Sustentando que tais valores “devem ser substancialmente reduzidos” com fundamento nos critérios definidos pelos artigos 496ºn.º3 e 494º do C. Civil.

3.1. Em relação ao primeiro (dano patrimonial/capacidade de ganho), sustenta o recorrente, em suma, que o demandante alegou que tinha ficado privado de executar qualquer tipo de trabalho ou biscate, mas resulta provado, apenas, que “o arguido AA tem maiores dificuldades em efectuar qualquer tipo de tarefa…”, não ter sido apurado o grau de IPP de que o demandante estará afectado.
Na perspectiva de que, tendo o demandante pedido a quantia de € 10.000,00 por determinado dano e tendo-se provado um dano “menor” que o alegado não inibindo as lesões o exercício da actividade, mas apenas dificultando o exercício dessa actividade, devia a quantia pedida ser “reduzida em conformidade” com a menor relevância do dano.
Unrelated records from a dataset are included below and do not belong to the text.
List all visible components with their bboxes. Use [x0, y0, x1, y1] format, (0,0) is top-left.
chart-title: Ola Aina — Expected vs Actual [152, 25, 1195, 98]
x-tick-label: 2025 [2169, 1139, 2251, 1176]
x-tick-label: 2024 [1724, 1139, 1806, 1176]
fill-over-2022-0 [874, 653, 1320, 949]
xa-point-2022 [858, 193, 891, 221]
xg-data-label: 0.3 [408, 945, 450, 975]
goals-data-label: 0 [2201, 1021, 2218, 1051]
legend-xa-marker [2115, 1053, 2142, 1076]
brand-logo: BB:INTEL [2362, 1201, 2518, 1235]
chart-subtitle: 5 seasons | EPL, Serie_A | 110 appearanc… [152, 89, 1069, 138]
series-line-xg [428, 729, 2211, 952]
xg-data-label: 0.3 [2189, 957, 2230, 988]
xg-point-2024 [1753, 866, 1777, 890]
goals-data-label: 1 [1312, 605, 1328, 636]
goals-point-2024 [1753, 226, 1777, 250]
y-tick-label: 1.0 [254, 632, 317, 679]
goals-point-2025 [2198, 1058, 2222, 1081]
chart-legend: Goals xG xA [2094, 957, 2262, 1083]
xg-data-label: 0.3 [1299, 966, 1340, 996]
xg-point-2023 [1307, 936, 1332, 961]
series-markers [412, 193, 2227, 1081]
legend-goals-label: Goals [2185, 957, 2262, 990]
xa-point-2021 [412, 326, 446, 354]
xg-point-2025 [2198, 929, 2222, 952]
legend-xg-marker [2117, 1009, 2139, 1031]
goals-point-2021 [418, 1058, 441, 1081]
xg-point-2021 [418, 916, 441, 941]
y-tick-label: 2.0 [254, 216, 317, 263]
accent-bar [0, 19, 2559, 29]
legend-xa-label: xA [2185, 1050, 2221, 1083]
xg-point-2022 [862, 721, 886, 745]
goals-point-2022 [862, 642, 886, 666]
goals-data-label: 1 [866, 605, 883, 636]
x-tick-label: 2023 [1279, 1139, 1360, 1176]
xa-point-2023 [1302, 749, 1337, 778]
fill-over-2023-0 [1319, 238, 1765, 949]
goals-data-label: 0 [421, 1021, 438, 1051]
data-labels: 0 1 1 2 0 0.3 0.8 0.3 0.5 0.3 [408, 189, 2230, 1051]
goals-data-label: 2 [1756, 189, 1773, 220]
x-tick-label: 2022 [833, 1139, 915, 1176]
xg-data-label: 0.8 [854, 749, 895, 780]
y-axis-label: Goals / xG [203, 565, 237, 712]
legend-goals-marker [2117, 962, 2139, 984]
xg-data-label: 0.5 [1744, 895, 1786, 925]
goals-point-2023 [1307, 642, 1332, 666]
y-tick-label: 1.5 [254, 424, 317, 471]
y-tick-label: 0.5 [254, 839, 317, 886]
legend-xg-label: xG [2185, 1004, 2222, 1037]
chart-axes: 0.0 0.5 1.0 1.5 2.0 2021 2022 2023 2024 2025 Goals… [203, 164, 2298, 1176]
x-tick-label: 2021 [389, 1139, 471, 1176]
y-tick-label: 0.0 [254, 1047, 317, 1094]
Ora, o que releva, para efeito da atribuição da indemnização, não é a “proporção” ente a matéria alegada e aquela que logrou provar. Mas a real e efectiva dimensão do dano que emerge da matéria provada em confronto com as normas jurídicas aplicáveis. Aliás o tribunal está vinculado ao pedido formulado pelo demandante mas não ao valor de cada uma das múltiplas parcelas em que o pedido se decompõe.
Importando apurar se a atribuição tem apoio na matéria provada valorada em conformidade com os critérios legais aplicáveis.
Salienta-se que a verba pedida pelo recorrente não tinha como fundamento uma qualquer IPP para a actividade profissional/laboral - que o demandante já não exercia encontrando-se na situação de reforma. Mas apenas o prejuízo decorrente das sequelas físicas para as tarefas indiferenciadas (hoby) do dia-a-dia de um reformado, nas tarefas expressamente invocadas e provadas de ajuda à mulher nas chamadas “lides domésticas” e na actividade de cultivo de produtos hortícolas de consumo do casal.
Invoca-se explicitamente (citando o Ac. do STJ de 03/03/2005, proc. n.º 04B4470, in www.dgsi.pt.) a afectação da “autonomia vivencial” do demandante, aí ancorando a de rendimentos pela qual visa compensar o demandante.
A própria sentença refere na fundamentação desenvolvida a este respeito – em conformidade com o ponto 27 da matéria provada - que o demandante à data dos factos, tinha 61 anos, gozava de boa saúde e era, como ainda é, reformado dos Caminhos-de-Ferro (C.P.), não vendo, por isso, reduzido o seu rendimento da sua actividade profissional.
Assim a decisão recorrida não arbitrou a verba em questão como compensação pela incapacidade para a actividade profissional do demandante. Ponderando expressamente, em contrário, que encontrando-se na situação de reformado, não viu reduzido o seu rendimento nesse âmbito.
A quantia arbitrada neste âmbito – em conformidade com a matéria alegada – teve por fundamento apenas o efeito da “redução da visão do olho esquerdo” no exercício das actividades “complementares” do demandante, designadamente em “ajudar a mulher nos afazeres domésticos e em cuidar da horta que costumava cultivar”. Visando “compensar o esforço acrescido do demandante para realizar as (referidas) tarefas da vida diária”.
A decisão recorrida não arbitrou, pois, a verba em questão como compensação pela incapacidade para a actividade profissional do demandante. Ponderando expressamente, em contrário, que encontrando-se na situação de reformado, não viu reduzido o seu rendimento nesse âmbito.
Mas apenas para o compensar do esforço adicional que a redução da visão causa nas tarefas indiferenciadas do dia-a-dia, nomeadamente nos “afazeres domésticos” e nos “cuidados da horta que costumava cultivar”
De onde que, desde logo, a não definição do grau de IPP não tenha sido valorada e seja irrelevante para o fim em vista, uma vez que a fonte primordial de rendimento do arguido (pensão de reforma) se mantém inalterada – por factores aos quais é estranho o dano causado.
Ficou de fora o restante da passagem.